DNS Flaw Underscores Danger of Taking Web Security for Granted

August 7, 2008 – 5:52 AM

Perhaps more than any other flaw in the last several years, the DNS protocol vulnerability discovered by security researcher Dan Kaminsky has shown that the circle of trust on the Internet can be broken more easily than we feared.

After listening to Kaminsky’s talk Aug. 6 at the Black Hat conference here, it is clear the flaw extends far beyond DNS cache poisoning. As he explained later, it is a game of dominoes—one domino could be re-directing Web traffic to malicious sites, the next could be interception of sensitive corporate email. The possibilities are numerous and problematic.

“I spent the last month terrified of large companies having all their email stolen because of a bug that I found,” Kaminsky, director of penetration testing at IOActive, told a group of journalists after his session.

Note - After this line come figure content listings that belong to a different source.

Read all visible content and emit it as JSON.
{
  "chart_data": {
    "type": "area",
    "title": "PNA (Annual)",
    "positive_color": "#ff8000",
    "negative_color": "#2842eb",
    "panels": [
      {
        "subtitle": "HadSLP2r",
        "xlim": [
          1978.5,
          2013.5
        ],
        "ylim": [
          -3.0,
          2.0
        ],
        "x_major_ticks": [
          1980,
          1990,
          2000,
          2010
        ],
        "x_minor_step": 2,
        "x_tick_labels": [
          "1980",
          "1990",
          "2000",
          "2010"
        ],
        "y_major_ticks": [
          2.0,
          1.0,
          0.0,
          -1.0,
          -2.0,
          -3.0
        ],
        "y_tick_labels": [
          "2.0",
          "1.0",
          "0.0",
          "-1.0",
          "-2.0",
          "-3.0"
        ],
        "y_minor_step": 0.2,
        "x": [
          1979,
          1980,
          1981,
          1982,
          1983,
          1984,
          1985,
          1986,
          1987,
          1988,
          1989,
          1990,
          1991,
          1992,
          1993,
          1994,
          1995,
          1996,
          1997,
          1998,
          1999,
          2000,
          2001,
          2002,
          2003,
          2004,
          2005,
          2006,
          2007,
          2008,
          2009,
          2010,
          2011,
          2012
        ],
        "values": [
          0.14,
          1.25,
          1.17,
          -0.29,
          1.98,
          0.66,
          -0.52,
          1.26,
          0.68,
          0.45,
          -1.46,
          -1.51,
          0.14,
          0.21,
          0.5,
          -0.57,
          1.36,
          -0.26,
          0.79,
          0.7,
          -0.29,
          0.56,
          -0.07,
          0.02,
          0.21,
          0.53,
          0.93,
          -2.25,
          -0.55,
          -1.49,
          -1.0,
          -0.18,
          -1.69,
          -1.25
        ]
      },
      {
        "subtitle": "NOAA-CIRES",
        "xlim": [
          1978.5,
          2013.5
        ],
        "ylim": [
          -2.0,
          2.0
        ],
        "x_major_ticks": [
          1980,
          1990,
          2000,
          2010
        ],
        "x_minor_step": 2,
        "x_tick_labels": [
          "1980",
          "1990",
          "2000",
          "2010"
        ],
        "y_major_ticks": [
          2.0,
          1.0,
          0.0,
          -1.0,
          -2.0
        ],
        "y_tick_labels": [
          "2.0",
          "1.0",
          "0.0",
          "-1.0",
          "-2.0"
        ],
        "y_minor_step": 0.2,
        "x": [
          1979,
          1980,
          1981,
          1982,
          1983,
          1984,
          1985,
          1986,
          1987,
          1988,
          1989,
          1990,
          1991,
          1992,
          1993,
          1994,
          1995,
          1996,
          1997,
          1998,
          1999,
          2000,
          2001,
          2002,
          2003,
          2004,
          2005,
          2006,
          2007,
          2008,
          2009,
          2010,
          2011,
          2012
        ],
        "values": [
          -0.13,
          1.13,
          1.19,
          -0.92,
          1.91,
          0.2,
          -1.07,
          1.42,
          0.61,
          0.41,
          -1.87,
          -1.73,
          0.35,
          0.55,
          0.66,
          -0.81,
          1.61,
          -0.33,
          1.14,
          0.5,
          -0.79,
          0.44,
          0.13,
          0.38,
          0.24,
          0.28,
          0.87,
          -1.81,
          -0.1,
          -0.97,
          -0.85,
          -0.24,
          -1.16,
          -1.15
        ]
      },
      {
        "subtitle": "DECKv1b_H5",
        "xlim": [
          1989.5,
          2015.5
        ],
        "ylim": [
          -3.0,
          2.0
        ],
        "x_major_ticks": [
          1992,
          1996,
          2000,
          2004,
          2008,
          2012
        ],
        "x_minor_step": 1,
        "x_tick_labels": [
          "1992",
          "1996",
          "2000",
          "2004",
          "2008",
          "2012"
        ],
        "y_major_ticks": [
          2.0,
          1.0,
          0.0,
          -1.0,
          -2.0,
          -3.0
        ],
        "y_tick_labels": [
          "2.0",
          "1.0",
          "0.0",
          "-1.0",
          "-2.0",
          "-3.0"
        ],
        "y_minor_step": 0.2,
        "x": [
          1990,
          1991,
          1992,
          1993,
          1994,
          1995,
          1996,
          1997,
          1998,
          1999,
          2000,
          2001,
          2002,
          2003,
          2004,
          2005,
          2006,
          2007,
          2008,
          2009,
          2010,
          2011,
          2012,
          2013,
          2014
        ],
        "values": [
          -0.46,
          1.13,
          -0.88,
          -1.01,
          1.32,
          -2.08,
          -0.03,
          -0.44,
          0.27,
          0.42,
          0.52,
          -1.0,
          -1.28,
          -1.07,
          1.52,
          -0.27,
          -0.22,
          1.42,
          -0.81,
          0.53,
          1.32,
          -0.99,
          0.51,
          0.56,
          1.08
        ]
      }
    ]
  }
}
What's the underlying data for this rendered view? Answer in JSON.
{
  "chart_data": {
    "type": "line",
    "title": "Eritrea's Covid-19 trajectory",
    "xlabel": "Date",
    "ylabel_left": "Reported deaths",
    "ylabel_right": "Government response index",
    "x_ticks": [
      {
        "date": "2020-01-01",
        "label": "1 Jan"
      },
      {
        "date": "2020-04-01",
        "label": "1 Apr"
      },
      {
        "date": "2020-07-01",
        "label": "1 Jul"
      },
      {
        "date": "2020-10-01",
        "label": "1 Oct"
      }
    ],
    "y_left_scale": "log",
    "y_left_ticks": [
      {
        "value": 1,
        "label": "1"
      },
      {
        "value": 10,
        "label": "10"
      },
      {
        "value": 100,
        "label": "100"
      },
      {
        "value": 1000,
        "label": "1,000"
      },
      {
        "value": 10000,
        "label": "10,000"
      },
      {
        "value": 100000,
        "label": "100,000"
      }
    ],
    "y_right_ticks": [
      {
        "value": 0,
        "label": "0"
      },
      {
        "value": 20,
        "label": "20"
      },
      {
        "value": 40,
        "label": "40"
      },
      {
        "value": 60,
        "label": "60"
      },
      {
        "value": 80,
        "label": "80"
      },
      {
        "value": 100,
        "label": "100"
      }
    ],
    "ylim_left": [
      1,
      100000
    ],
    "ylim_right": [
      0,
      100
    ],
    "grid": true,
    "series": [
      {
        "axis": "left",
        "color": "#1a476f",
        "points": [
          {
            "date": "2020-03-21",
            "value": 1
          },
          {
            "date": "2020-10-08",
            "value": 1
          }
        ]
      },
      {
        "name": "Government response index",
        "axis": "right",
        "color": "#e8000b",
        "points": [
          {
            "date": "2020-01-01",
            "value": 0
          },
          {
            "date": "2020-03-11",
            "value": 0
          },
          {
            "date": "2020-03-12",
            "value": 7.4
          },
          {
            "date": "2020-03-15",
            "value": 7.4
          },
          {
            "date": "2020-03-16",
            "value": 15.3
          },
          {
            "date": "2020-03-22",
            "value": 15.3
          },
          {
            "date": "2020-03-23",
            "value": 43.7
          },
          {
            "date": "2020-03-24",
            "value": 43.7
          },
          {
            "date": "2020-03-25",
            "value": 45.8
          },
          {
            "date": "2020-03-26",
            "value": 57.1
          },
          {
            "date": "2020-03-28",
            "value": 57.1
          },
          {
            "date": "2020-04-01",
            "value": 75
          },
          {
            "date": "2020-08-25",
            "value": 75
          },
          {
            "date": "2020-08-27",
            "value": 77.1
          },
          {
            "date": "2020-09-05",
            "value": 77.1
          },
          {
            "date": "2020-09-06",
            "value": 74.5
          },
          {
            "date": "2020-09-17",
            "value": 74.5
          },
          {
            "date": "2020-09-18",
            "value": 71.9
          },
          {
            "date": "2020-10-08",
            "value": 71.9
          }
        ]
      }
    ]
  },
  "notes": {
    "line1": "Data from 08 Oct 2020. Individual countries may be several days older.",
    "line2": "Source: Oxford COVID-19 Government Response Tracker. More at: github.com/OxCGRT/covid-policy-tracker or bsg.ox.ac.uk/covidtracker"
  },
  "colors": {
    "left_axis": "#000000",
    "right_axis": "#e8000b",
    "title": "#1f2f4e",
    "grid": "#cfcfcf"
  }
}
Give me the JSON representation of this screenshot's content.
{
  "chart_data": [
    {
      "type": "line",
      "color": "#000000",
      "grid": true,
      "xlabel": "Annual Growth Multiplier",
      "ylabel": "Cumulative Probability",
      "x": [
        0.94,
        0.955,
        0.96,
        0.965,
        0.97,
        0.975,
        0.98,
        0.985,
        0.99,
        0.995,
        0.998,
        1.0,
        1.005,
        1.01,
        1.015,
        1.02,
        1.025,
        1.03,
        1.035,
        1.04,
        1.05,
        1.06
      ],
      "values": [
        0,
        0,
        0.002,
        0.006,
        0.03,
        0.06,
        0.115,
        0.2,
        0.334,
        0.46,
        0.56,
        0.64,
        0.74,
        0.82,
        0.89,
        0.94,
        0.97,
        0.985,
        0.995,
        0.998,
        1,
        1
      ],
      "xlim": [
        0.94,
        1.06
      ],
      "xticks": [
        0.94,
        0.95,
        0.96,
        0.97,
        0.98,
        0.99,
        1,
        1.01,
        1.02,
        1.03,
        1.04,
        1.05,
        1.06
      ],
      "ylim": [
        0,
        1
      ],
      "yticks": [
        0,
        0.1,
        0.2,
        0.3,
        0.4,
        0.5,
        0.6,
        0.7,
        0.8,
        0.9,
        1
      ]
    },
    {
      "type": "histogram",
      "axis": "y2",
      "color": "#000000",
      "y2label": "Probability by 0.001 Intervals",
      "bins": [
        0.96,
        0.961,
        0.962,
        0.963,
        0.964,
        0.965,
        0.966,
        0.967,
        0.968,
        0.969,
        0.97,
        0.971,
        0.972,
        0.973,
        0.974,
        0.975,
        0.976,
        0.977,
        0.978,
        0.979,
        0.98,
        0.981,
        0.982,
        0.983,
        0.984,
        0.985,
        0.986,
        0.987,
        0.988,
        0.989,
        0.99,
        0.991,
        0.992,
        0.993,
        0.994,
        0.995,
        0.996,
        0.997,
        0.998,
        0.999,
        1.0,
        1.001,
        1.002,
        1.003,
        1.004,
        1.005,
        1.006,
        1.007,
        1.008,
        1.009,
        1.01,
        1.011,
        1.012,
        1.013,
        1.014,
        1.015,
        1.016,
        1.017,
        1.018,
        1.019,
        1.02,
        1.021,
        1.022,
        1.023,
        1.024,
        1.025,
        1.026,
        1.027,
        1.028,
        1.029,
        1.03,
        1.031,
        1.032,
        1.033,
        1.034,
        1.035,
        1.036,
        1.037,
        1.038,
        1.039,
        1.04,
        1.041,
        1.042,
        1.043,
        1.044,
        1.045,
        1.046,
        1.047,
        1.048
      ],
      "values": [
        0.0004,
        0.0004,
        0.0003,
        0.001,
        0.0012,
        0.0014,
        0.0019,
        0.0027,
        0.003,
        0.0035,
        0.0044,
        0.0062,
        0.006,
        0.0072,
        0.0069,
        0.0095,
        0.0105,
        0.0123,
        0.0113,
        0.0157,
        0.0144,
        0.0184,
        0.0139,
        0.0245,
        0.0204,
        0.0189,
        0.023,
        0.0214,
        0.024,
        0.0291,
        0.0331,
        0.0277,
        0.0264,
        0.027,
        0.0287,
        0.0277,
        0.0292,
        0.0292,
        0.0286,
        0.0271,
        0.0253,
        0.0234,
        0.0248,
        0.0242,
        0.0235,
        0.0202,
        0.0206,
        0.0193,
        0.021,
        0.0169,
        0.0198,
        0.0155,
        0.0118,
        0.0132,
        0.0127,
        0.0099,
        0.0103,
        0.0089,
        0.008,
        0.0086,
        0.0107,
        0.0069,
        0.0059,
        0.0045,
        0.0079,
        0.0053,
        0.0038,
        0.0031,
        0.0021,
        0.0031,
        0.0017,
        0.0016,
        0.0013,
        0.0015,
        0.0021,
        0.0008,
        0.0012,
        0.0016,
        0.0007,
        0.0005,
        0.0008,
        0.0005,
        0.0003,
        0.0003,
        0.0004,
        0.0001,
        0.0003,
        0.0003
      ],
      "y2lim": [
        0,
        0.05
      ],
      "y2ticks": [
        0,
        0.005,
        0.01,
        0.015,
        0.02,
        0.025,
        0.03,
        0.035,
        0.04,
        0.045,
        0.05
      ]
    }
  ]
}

Vendors worked together to coordinate a release of a patch last month. If the figures offered by Kaminsky are any indication, the number of companies now protected is significant.

But fundamentally, the flaw means the level of security we have traditionally taken for granted on the Internet may not always be there. It is possible for an attacker to be the man-in-the-middle. In total, there are 15 ways of running the attack that Kaminsky and others admitted knowing about, but the researcher added there were likely others as well.